Academy Award season is upon us, and I thought I'd pay tribute to someone who has been criminally overlooked for a quarter of a century! Oh, it's not as bad as the Oscar snubs given to people like Cary Grant, Peter O'Toole, Richard Burton, or Alfred Hitchcock, but it's bad! In our house, composer Thomas Newman has taken on god-like status. Let me build the case... I first took notice of Newman in 1991, with the release of Robert Altman's comeback film-The Player. It is a brilliant movie that skewers Hollywood with a decadent wit and throws in a murder mystery to boot. It has a percussive score that sounded like no other I had ever heard. The film begins with a legendary tracking shot, an eight-minute seamless segment with no edits, especially apropos since it is taking place while two of the characters debate famous movie tracking shots!
That's when I noticed Newman, but he had already scored two dozen movies by then and was an established figure. In fact, the family name is iconic in the film industry. Alfred Newman was the composer of countless movies from 1930 to 1970 and a NINE-time Oscar winner! Younger brother Lionel Newman won an Oscar and was nominated for nine more. Alfred's son, David Newman, has an Oscar nomination. Nephew Randy Newman is, of course, the great pop ironist of our time. Before he turned to film scoring, he recorded many albums, had a few incendiary hits (e.g. "Short People"), and proved more than able of giving a 20th Century spin to the most glorious melodies in the Stephen Foster tradition. I saw him twice in concert. Since Randy turned to film scoring, he has picked up two Oscars and composed the music for such popular hits as The Natural, Toy Story, Monsters, Inc., and Cars. There are more musical Newmans. Thomas Newman was one of Alfred's children. He has been nominated FOURTEEN times without a win!
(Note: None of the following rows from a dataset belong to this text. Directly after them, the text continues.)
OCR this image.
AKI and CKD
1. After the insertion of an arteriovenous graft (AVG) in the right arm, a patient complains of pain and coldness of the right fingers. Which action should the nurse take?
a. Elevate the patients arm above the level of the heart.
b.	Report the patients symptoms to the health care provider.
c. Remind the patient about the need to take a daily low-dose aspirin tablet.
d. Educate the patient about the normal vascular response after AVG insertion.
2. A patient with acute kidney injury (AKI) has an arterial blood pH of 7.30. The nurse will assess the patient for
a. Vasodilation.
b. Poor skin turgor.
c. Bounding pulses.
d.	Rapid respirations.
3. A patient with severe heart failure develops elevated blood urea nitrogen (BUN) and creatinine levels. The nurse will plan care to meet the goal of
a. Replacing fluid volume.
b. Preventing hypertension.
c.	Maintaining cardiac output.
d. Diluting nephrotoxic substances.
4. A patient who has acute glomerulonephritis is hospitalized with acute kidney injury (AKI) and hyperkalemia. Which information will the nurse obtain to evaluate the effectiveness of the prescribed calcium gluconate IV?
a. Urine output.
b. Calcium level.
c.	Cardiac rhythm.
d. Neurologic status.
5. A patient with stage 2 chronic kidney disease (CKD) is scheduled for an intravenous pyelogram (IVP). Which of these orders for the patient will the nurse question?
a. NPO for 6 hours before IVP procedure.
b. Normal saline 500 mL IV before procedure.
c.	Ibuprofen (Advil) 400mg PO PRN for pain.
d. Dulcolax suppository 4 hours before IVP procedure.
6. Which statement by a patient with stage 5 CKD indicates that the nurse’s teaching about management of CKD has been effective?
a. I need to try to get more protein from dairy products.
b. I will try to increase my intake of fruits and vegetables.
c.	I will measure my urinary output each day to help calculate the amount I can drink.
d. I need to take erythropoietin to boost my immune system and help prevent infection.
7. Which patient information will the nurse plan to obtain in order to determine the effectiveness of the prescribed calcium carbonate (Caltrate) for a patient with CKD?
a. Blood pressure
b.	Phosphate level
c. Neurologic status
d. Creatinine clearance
Let me throw a few clips at you from a small selection of Newman's representative scores--without which those films would not have had anywhere near the emotional impact they produced. These films and TV series are as follows: The Shawshank Redemption, American Beauty, Finding Nemo, Angels in America, Six Feet Under, Wall-E, and what may be the most beautiful and poignant of all, the score for Revolutionary Road. In fairness, at least the score for Six Feet Under won an Emmy! Think about it though; none of the films below copped an Oscar for its scoring. Thomas Newman is the most nominated composer to have never won. That's just wrong.
Newman started at USC and then switched to Yale. Following his training, the legendary Stephen Sondheim took Newman under his wing. As you can tell from the clips taken from The Player, American Beauty, and Six Feet Under, Newman likes to experiment with sound, particularly with percussive instruments. For me, Newman's greatest work is the soundtrack to Sam Mendes' film Road to Perdition, based on the graphic novel and starring Tom Hanks. It is a major work in the Felter household! I remember driving my daughter home from a prospective-college trip, and we turned the volume up to eleven, and blasted this score on the home stretch. Good times. The music for the Irish wake scene and the opening credits includes mandolins and hurdy-gurdys and Uilleann pipes along with the cellos and oboes. Below are two clips from the film that don't offer major spoilers. Following that is a musical pastiche from the entire score. This past year, Newman composed the soundtrack for the Stephen King TV series Castle Rock. Let's hope he has a couple of movies coming out and that justice is finally done.